Here's Malanowski's introduction and the first exchange from the interview:
Read the full interview.Rick Atkinson is one of my favorite writers. Twice a Pulitzer Prize-winning journalist with The Washington Post, Atkinson is also the author of several books on military subjects, including The Long Gray Line, a narrative account of the West Point class of 1966; Crusade, a history of the Persian Gulf War; and In the Company of Soldiers, an account of the Iraq war, written from his perspective as an embedded reporter. An Army at Dawn, the first volume of a three volume history of the American army in the European theater in World War II, won him a third Pulitzer in 2002. Day of Battle, the second volume, has just been published to great reviews, which enthusiastically praise his masterful use of language and the adroit way he moves his focus between a grand overview and telling close-up.
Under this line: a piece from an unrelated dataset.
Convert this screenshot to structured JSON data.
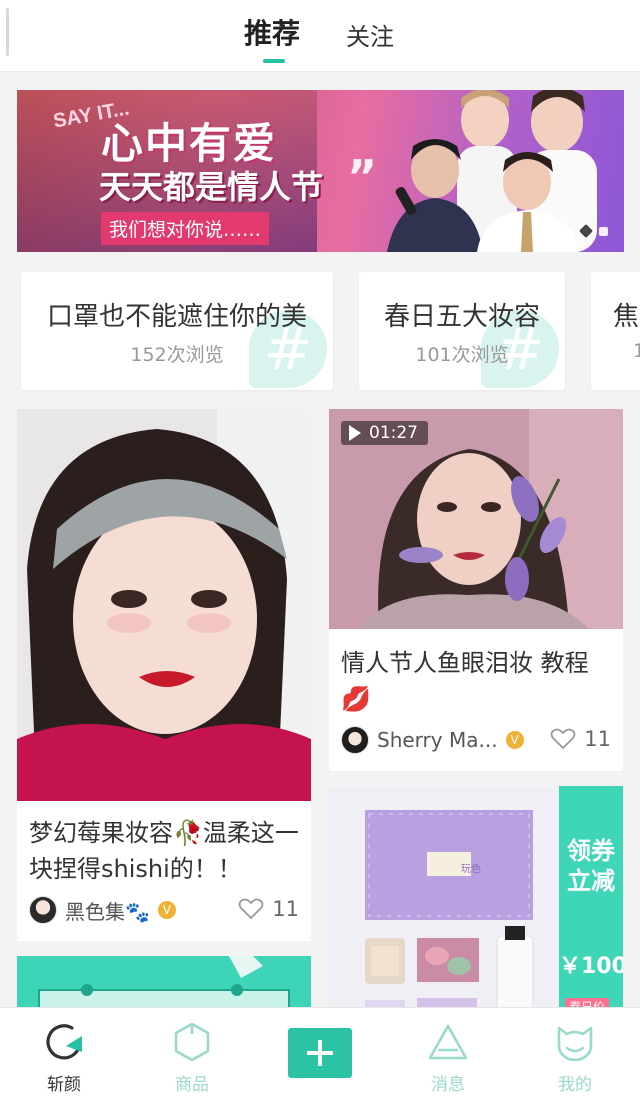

We’re delighted that Rick took time to answer some of our questions.
Today it often seems that what many younger Americans remember about the war is limited to Pearl Harbor, Omaha Beach and Hiroshima. Your book is book is about America’s second act in the war in Europe, if you will, the war in Italy. As with a lot of second acts, what happened there tends to get overshadowed. What should Americans know about our war in Italy?
First they should know, and hopefully never forget, that 23,501 Americans were killed in action in Italy between Sept. 1943 and May 1945, and that total Allied casualties exceeded 312,000. The Italian campaign was both a milestone on the road to victory in World War II and a stepping stone toward a free, stable Europe. It was a campaign of liberation that worked as planned by unshackling Italy from both the fascist regime of Benito Mussolini and his alliance with Nazi Germany.